Me siento con mi taza inmensa, abro las pastas y desayuno untándolas con mis recuerdos mientras miro alrededor. Allí no veo nada peligroso. Es más, es un sitio especialmente agradable. Local recogidito, colores suaves, asientos mullidos, temperatura cálida y amplios ventanales por los que se va colando la luz que va venciendo a la niebla.
En casa de mi abuela siempre había en la cocina una caja roja de Layana y los Starbucks ya me han acompañado en mil historias. Aquel horrible jet lag en Nueva York, donde nos descojonamos de los coches que veíamos pasar con la pegatina blanca ovalada de EH… East Houston. El local de Berlín, en plena plaza de Paris, que abraza la puerta de Brandeburgo, donde me metía a pillar wifi con un iPod touch. El de Belfast calentándonos del frío, al principio de todo, o el de las despedidas en Madrid antes de irnos cada uno por nuestro lado hacia Atocha.
Bocata de calamares en El Brillante y café latte, hasta que dejó de latir, en el Starbucks frente al Museo Reina Sofía. O el de San Sebastián, cuando en la pandemia me saltaba las ilegales prohibiciones de no cruzar de provincia y me pillaba un café para llevar que me tomaba sentado en el paseo de la Concha mirando al mar, escuchando al mar, leyendo El último Negroni del añorado Gistau, oliendo el salitre y la humedad de la mañana, como la de hoy.
La Pamplona silenciosa empieza a desfilar por el garito. Un goteo incesante, sobre todo de jóvenes y jovenas, que se viene a tomar su capuchino o su pasta de chocolate, tranquilamente. Piden, abonan la consumición, es decir, pagan también impuestos, contribuyen a que los trabajadores que nos atienden cobren su sueldo, consumen libremente lo que les da la gana y se van, tan en silencio como llegaron. Mercaderes de hoy haciendo del mundo un lugar más civilizado, más pacífico.

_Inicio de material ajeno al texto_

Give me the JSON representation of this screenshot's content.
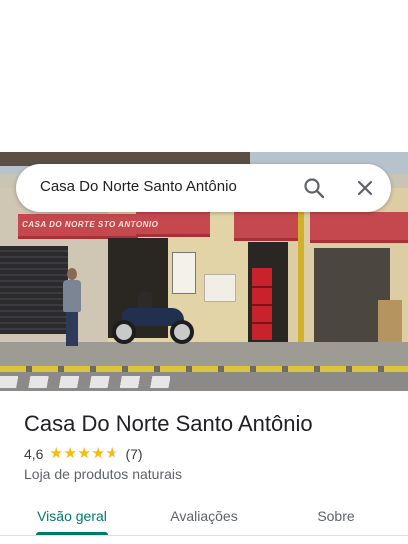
{
  "search": {
    "query": "Casa Do Norte Santo Antônio"
  },
  "photo": {
    "awning_text": "CASA DO NORTE STO ANTONIO"
  },
  "place": {
    "name": "Casa Do Norte Santo Antônio",
    "rating": "4,6",
    "rating_value": 4.6,
    "max_stars": 5,
    "review_count": "(7)",
    "category": "Loja de produtos naturais"
  },
  "tabs": [
    {
      "label": "Visão geral",
      "active": true
    },
    {
      "label": "Avaliações",
      "active": false
    },
    {
      "label": "Sobre",
      "active": false
    }
  ],
  "colors": {
    "accent": "#00796b",
    "star": "#fbbc04",
    "awning": "#c6484f"
  },
  "icons": {
    "search": "search-icon",
    "close": "close-icon",
    "star": "star-icon"
  }
}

‘Hay una Pamplona silenciosa que es una marea y a veces se nos olvida porque no mete ruido, dice buenos días, pide su café con un por favor, da las gracias y se va, sin aspavientos’, anoto en mis notas del móvil mientras desando el camino, subo por Chapitela, contra un sol muy agradable. Huele a fresco, a limpio. Cuando te cruzas con esa Pamplona invisible la ciudad parece hasta habitable.
Son las 10:30 de la mañana y el parking que nadie iba a usar está ya lleno de coches, también silenciosos, sin meterse con nadie. Supongo que por eso el alikate Asirón quiere subir de forma demencial las tarifas de este aparcamiento, porque necesita su dosis de que se jodan sin la que tampoco puede vivir. Arrancó y salgo. En Biarritz esperan las pastas elegantes de Pamplona. Y eso es todo.